August 07, 2002|MELINDA FULMER | TIMES STAFF WRITER

Swiss food giant Nestle said Tuesday that it agreed to acquire the owner of the popular Hot Pockets brand for $2.6 billion in cash, a deal that would give Nestle the top position in the booming hand-held frozen-meals business.

Nestle already owns the two best-selling frozen-food brands, Stouffer's and Lean Cuisine, as well as Ortega frozen Mexican entrees.

The acquisition of Denver-based Chef America, which owns Hot Pockets, Lean Pockets and Croissant Pockets, takes the company into a faster-growing and more lucrative area of the frozen-food business--meals that can be microwaved in a couple of minutes and eaten on the go.

Sales of these products are growing at more than twice the rate of the rest of the frozen-meals business.

"They have a product line in Stouffer's and Lean Cuisine that is not as contemporary as they like," said John McMillin, an analyst with Prudential Financial Research. "It's product your mother eats." Teenagers, he says, are the key consumers of Hot Pockets.

Chef America is just one of a number of high-profile food businesses that are expected to be sold this year as acquisitions in other industries have cooled down. ConAgra Foods' fresh-meats division is being sold, while Hershey Foods Corp. and Pfizer Inc.'s Adams chewing gum division are on the auction block, all with price tags over $1 billion.

Some analysts called the Chef America deal pricey. But many say it's worth it, given how profitable Chef America is, earning a 27% profit margin before interest, taxes, depreciation and amortization. Moreover, tax benefits in the deal will bring the price down to about $2 billion.

"We had been looking at Chef America for 10 or 15 years," said Joe Weller, chief executive of Nestle USA, the company's American division based in Glendale. "We've seen a number of people try and compete with them [in hand-held frozen foods] but not be able to do it."

The key to Chef America's success, analysts say, has been in its ability to turn out a baked product that comes out of the microwave crispy rather than doughy.
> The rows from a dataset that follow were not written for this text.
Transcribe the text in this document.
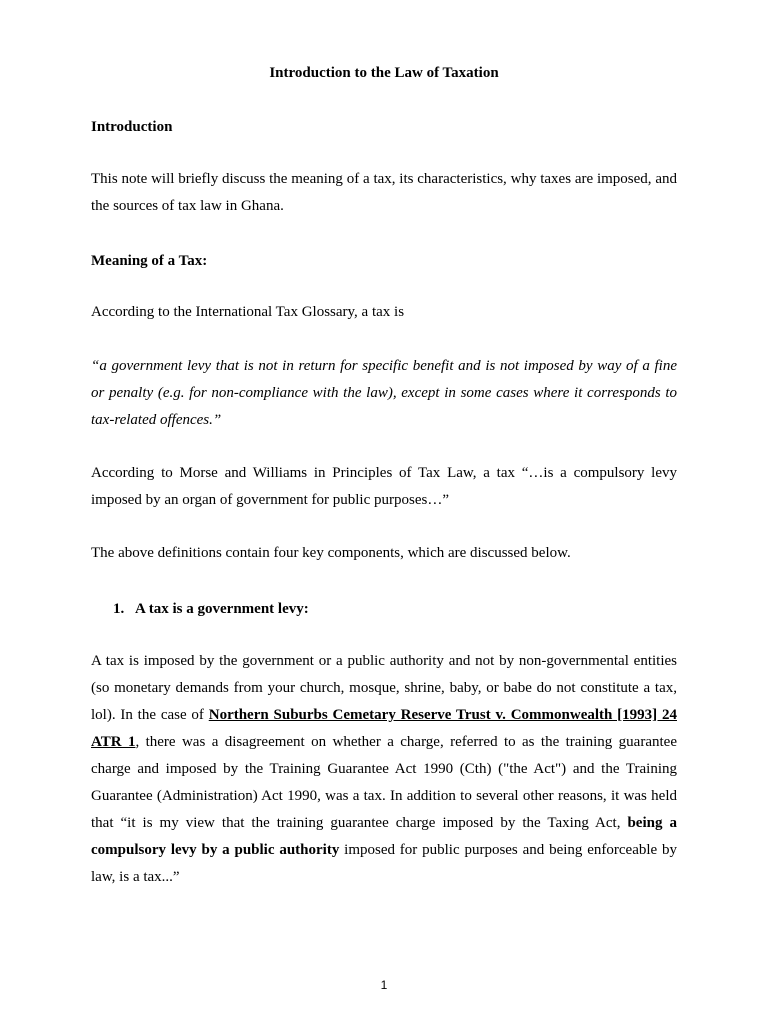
Introduction to the Law of Taxation
Introduction

This note will briefly discuss the meaning of a tax, its characteristics, why taxes are imposed, and the sources of tax law in Ghana.

Meaning of a Tax:

According to the International Tax Glossary, a tax is

“a government levy that is not in return for specific benefit and is not imposed by way of a fine or penalty (e.g. for non-compliance with the law), except in some cases where it corresponds to tax-related offences.”

According to Morse and Williams in Principles of Tax Law, a tax “…is a compulsory levy imposed by an organ of government for public purposes…”

The above definitions contain four key components, which are discussed below.

1. A tax is a government levy:

A tax is imposed by the government or a public authority and not by non-governmental entities (so monetary demands from your church, mosque, shrine, baby, or babe do not constitute a tax, lol). In the case of Northern Suburbs Cemetary Reserve Trust v. Commonwealth [1993] 24 ATR 1, there was a disagreement on whether a charge, referred to as the training guarantee charge and imposed by the Training Guarantee Act 1990 (Cth) ("the Act") and the Training Guarantee (Administration) Act 1990, was a tax. In addition to several other reasons, it was held that “it is my view that the training guarantee charge imposed by the Taxing Act, being a compulsory levy by a public authority imposed for public purposes and being enforceable by law, is a tax...”

1
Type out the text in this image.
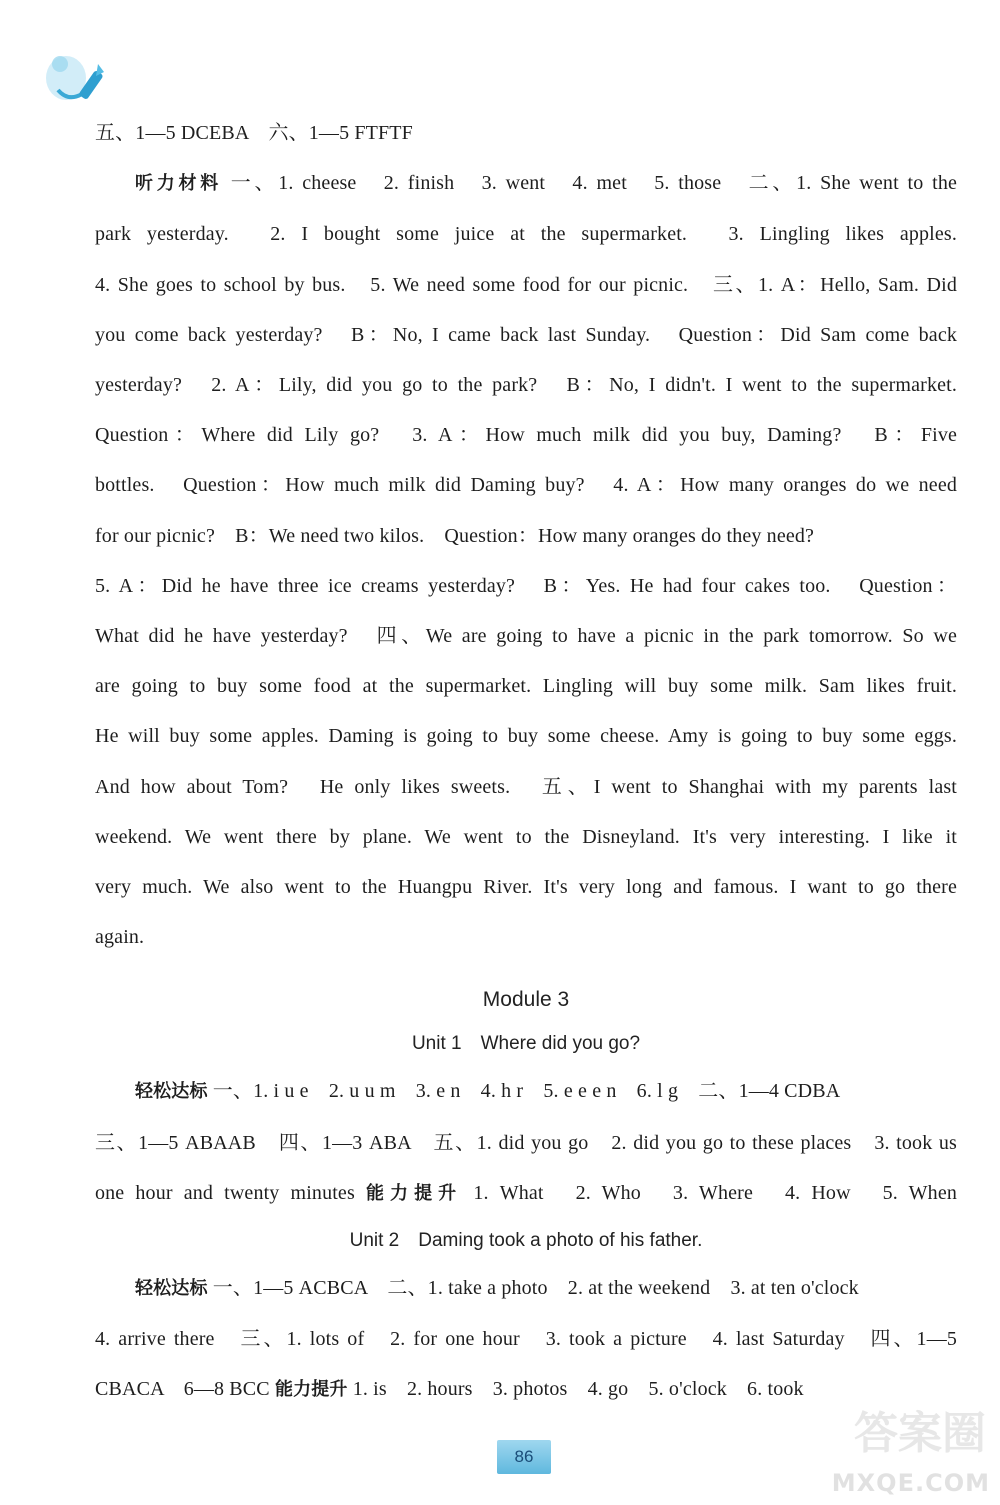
五、1—5 DCEBA　六、1—5 FTFTF
听力材料 一、1. cheese　2. finish　3. went　4. met　5. those　二、1. She went to the
park yesterday.　2. I bought some juice at the supermarket.　3. Lingling likes apples.
4. She goes to school by bus.　5. We need some food for our picnic.　三、1. A：Hello, Sam. Did
you come back yesterday?　B：No, I came back last Sunday.　Question：Did Sam come back
yesterday?　2. A：Lily, did you go to the park?　B：No, I didn't. I went to the supermarket.
Question：Where did Lily go?　3. A：How much milk did you buy, Daming?　B：Five
bottles.　Question：How much milk did Daming buy?　4. A：How many oranges do we need
for our picnic?　B：We need two kilos.　Question：How many oranges do they need?
5. A：Did he have three ice creams yesterday?　B：Yes. He had four cakes too.　Question：
What did he have yesterday?　四、We are going to have a picnic in the park tomorrow. So we
are going to buy some food at the supermarket. Lingling will buy some milk. Sam likes fruit.
He will buy some apples. Daming is going to buy some cheese. Amy is going to buy some eggs.
And how about Tom?　He only likes sweets.　五、I went to Shanghai with my parents last
weekend. We went there by plane. We went to the Disneyland. It's very interesting. I like it
very much. We also went to the Huangpu River. It's very long and famous. I want to go there
again.
Module 3
Unit 1　Where did you go?
轻松达标 一、1. i u e　2. u u m　3. e n　4. h r　5. e e e n　6. l g　二、1—4 CDBA
三、1—5 ABAAB　四、1—3 ABA　五、1. did you go　2. did you go to these places　3. took us
one hour and twenty minutes 能力提升 1. What　2. Who　3. Where　4. How　5. When
Unit 2　Daming took a photo of his father.
轻松达标 一、1—5 ACBCA　二、1. take a photo　2. at the weekend　3. at ten o'clock
4. arrive there　三、1. lots of　2. for one hour　3. took a picture　4. last Saturday　四、1—5
CBACA　6—8 BCC 能力提升 1. is　2. hours　3. photos　4. go　5. o'clock　6. took
86	答案圈
MXQE.COM
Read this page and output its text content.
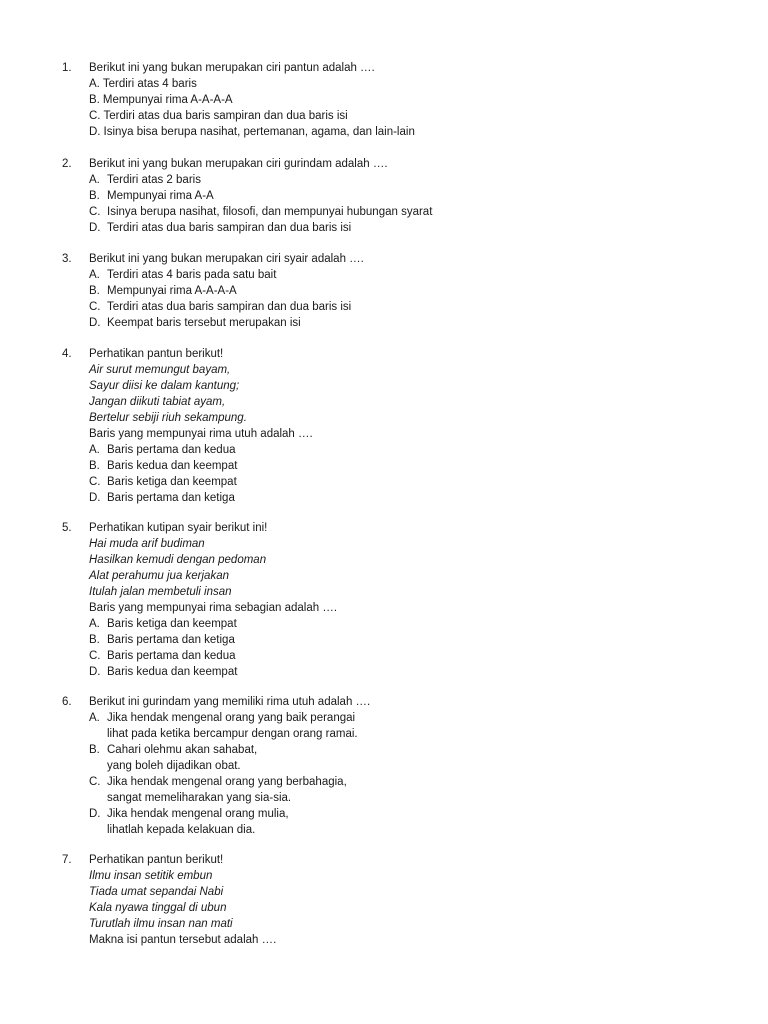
1. Berikut ini yang bukan merupakan ciri pantun adalah ….
A. Terdiri atas 4 baris
B. Mempunyai rima A-A-A-A
C. Terdiri atas dua baris sampiran dan dua baris isi
D. Isinya bisa berupa nasihat, pertemanan, agama, dan lain-lain
2. Berikut ini yang bukan merupakan ciri gurindam adalah ….
A. Terdiri atas 2 baris
B. Mempunyai rima A-A
C. Isinya berupa nasihat, filosofi, dan mempunyai hubungan syarat
D. Terdiri atas dua baris sampiran dan dua baris isi
3. Berikut ini yang bukan merupakan ciri syair adalah ….
A. Terdiri atas 4 baris pada satu bait
B. Mempunyai rima A-A-A-A
C. Terdiri atas dua baris sampiran dan dua baris isi
D. Keempat baris tersebut merupakan isi
4. Perhatikan pantun berikut!
Air surut memungut bayam,
Sayur diisi ke dalam kantung;
Jangan diikuti tabiat ayam,
Bertelur sebiji riuh sekampung.
Baris yang mempunyai rima utuh adalah ….
A. Baris pertama dan kedua
B. Baris kedua dan keempat
C. Baris ketiga dan keempat
D. Baris pertama dan ketiga
5. Perhatikan kutipan syair berikut ini!
Hai muda arif budiman
Hasilkan kemudi dengan pedoman
Alat perahumu jua kerjakan
Itulah jalan membetuli insan
Baris yang mempunyai rima sebagian adalah ….
A. Baris ketiga dan keempat
B. Baris pertama dan ketiga
C. Baris pertama dan kedua
D. Baris kedua dan keempat
6. Berikut ini gurindam yang memiliki rima utuh adalah ….
A. Jika hendak mengenal orang yang baik perangai
lihat pada ketika bercampur dengan orang ramai.
B. Cahari olehmu akan sahabat,
yang boleh dijadikan obat.
C. Jika hendak mengenal orang yang berbahagia,
sangat memeliharakan yang sia-sia.
D. Jika hendak mengenal orang mulia,
lihatlah kepada kelakuan dia.
7. Perhatikan pantun berikut!
Ilmu insan setitik embun
Tiada umat sepandai Nabi
Kala nyawa tinggal di ubun
Turutlah ilmu insan nan mati
Makna isi pantun tersebut adalah ….
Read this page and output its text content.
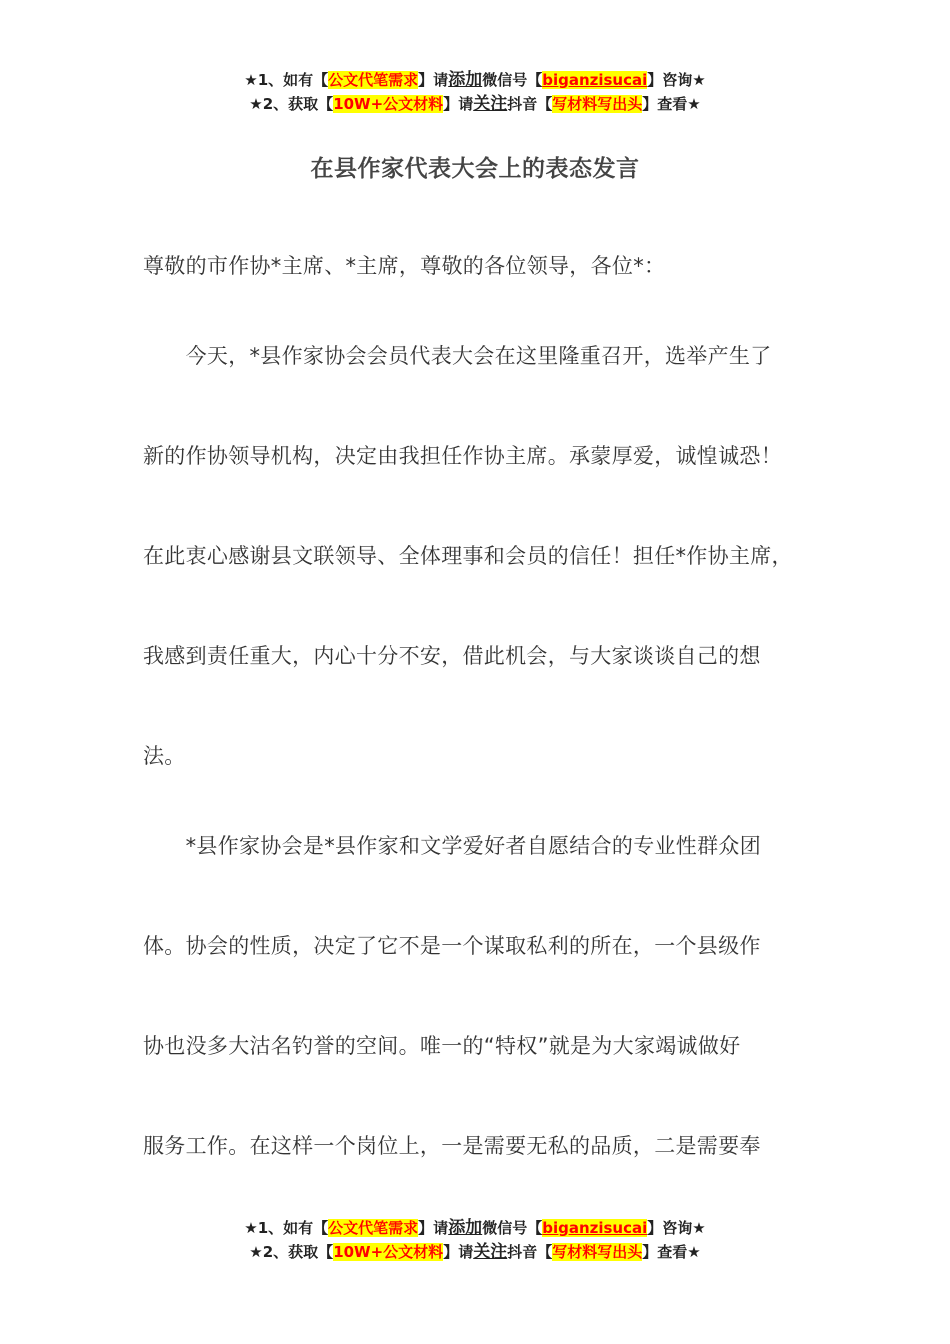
★1、如有【公文代笔需求】请添加微信号【biganzisucai】咨询★
★2、获取【10W+公文材料】请关注抖音【写材料写出头】查看★
在县作家代表大会上的表态发言
尊敬的市作协*主席、*主席，尊敬的各位领导，各位*：
　　今天，*县作家协会会员代表大会在这里隆重召开，选举产生了
新的作协领导机构，决定由我担任作协主席。承蒙厚爱，诚惶诚恐！
在此衷心感谢县文联领导、全体理事和会员的信任！担任*作协主席，
我感到责任重大，内心十分不安，借此机会，与大家谈谈自己的想
法。
　　*县作家协会是*县作家和文学爱好者自愿结合的专业性群众团
体。协会的性质，决定了它不是一个谋取私利的所在，一个县级作
协也没多大沽名钓誉的空间。唯一的“特权”就是为大家竭诚做好
服务工作。在这样一个岗位上，一是需要无私的品质，二是需要奉
★1、如有【公文代笔需求】请添加微信号【biganzisucai】咨询★
★2、获取【10W+公文材料】请关注抖音【写材料写出头】查看★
With expected sales of about $720 million this year, Chef America controls half of its niche in hand-held entrees.

Nestle has no similar products, other than a single French bread pizza. It expects the Chef America deal to close in the next two months.

Nestle hopes to use its clout with retailers and its global distribution system to bring Hot Pockets, now sold only domestically, into other markets around the globe.

After waiting on the sidelines during the last round of food industry consolidation two years ago, Nestle has been moving quickly to add brands that will make it the leader in a category. In the last nine months, it has invigorated its core businesses, such as ice cream, pet food and frozen foods, making major investments such as December's $11.2-billion purchase of Ralston Purina pet foods, and its pending deal to gain control of Oakland-based Dreyer's Grand Ice Cream. (It completed its acquisition of Haagen-Dazs ice cream last year.)